Pada penutupan perdagangan Jumat (7/5/2021), harga kontrak pengiriman Juli yang aktif ditransaksikan di Bursa Malaysia Derivatif Exchange melesat 5,03% ke RM 4.427/ton. Harga ini merupakan yang tertinggi setidaknya dalam 10 tahun terakhir.
Adapun dalam sepekan, harga kontrak (futures) CPO berhasil melonjak 14,45% dan kembali menembus level psikologis RM 4.000/ton.
Setelah langsung 'tancap gas' pada Senin (3/5), harga CPO tercatat satu kali melorot, yakni pada Selasa (4/5) di harga RM 4.042/ton. Setelah itu, harga minyak nabati ini terus menanjak selama 3 hari beruntun.
Kenaikan harga CPO pekan ini didorong oleh sentimen positif, sebut saja, oleh naiknya harga komoditas pertanian lain dan melesatnya harga minyak mentah.
Harga si emas hitam terutama untuk kontrak Brent semakin mendekati US$ 70/barel setelah stok minyak mentah AS dilaporkan turun 8 juta barel di akhir April.
Harga kontrak berjangka jagung di Chicago Board of Trade juga melesat tajam menyentuh level tertingginya dalam 8 tahun terakhir. Apresiasi sebesar 2% kontrak berjangka untuk komoditas jagung ini dipicu oleh kekhawatiran cuaca kering di Brazil di tengah tingginya permintaan untuk pakan ternak.
"Kenaikan harga minyak nabati substitusi mendukung permintaan dan kemungkinan akan menjaga harga CPOtetap kuat dalam waktu dekat," kata Ivy Ng, kepala penelitian perkebunan regional di CGS-CIMB Research dalam sebuah catatan sebagaimana diwartakan Reuters.

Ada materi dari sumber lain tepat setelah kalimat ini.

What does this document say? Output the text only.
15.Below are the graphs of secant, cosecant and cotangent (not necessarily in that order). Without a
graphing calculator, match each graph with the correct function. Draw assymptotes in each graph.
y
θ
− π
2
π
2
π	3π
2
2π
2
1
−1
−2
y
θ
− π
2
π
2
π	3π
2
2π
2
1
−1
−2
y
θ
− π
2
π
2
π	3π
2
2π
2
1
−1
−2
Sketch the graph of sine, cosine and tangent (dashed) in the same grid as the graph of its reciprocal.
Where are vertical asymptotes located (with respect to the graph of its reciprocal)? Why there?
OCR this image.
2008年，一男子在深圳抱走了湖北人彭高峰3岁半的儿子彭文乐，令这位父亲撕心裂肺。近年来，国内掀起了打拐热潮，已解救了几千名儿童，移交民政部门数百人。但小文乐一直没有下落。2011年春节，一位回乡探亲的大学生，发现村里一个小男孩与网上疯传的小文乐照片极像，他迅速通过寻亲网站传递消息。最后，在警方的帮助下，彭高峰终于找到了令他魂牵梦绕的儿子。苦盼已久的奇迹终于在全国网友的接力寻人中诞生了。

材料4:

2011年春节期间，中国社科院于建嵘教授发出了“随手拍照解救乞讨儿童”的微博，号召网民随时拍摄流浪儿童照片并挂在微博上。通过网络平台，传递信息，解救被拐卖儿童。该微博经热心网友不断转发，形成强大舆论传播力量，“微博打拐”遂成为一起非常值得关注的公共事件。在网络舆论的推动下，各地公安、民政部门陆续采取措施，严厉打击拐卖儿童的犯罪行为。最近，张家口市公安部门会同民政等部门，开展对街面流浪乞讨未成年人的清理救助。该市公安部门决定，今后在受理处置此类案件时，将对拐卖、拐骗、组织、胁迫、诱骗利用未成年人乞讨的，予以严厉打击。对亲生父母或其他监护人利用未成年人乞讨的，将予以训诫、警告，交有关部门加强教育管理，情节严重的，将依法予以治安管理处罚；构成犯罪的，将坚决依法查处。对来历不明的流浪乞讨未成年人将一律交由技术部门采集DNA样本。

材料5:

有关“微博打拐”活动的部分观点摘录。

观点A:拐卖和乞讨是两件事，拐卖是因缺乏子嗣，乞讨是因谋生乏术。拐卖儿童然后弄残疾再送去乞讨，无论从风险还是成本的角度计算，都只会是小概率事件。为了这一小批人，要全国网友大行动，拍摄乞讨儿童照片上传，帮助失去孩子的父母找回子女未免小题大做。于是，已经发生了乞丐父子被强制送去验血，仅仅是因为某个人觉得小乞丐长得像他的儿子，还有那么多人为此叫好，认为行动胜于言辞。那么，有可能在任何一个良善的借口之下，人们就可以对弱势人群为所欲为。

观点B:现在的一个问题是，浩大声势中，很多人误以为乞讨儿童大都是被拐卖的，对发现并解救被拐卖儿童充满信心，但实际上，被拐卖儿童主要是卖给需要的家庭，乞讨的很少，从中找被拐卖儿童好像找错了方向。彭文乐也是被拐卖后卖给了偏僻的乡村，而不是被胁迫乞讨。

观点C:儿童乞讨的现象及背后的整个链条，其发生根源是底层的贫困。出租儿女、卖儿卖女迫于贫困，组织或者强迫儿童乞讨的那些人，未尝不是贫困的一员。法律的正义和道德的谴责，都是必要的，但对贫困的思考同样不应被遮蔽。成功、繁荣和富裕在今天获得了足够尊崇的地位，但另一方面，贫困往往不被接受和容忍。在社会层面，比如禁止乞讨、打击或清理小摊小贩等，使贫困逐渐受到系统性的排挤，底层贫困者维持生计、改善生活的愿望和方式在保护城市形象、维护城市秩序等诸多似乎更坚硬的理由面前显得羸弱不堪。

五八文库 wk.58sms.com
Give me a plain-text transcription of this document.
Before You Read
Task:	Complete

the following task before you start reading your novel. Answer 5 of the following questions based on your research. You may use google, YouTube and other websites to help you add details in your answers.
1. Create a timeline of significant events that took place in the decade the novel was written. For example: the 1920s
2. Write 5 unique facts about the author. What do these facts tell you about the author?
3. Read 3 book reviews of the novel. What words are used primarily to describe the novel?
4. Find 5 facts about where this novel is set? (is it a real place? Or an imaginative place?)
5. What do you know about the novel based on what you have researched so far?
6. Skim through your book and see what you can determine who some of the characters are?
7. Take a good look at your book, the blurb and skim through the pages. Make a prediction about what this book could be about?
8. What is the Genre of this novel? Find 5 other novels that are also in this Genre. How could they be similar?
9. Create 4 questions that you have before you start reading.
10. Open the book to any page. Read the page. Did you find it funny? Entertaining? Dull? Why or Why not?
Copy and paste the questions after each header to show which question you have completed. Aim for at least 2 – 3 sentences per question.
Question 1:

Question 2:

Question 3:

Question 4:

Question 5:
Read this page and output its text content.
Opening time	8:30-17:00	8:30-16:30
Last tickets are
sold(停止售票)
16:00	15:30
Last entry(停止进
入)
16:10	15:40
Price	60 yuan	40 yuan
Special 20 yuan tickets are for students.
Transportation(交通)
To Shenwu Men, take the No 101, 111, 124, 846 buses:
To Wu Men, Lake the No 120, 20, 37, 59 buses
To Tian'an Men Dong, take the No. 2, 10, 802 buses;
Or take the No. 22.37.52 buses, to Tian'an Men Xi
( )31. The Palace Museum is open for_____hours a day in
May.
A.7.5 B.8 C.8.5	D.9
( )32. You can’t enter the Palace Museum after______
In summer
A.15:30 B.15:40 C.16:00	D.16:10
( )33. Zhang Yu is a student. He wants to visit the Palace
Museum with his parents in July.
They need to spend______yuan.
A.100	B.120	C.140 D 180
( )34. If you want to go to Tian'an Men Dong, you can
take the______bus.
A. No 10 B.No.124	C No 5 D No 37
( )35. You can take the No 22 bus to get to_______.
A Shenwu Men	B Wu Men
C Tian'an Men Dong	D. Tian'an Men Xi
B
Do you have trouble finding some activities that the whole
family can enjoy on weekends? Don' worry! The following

Organisasi Pangan dan Pertanian Dunia (FAO) melaporkan indeks harga pangan dunia bulan Maret juga mengalami kenaikan sebesar 2,1% dibanding Februari. Indeks harga minyak nabati tercatat naik 8% dibanding bulan Februari dan menyentuh level tertingginya sejak Juni 2011.
Penguatan indeks yang terjadi secara terus-menerus didorong oleh kenaikan harga minyak sawit, kedelai, rapeseed, dan bunga matahari.
Harga minyak sawit internasional mencatatkan kenaikan10 bulan berturut-turut, karena kekhawatiran yang masih ada atas tingkat persediaan yang ketat di negara-negara pengekspor utama bertepatan dengan pemulihan bertahap dalam permintaan impor global.
"Sementara itu, harga kedelai naik tajam, terutama ditopang oleh prospek permintaan yang menguat terutama dari sektor biodiesel." tulis FAO dalam rilis resminya. Harga minyak sawit diperkirakan akan tetap kuat hingga paruh pertama tahun ini.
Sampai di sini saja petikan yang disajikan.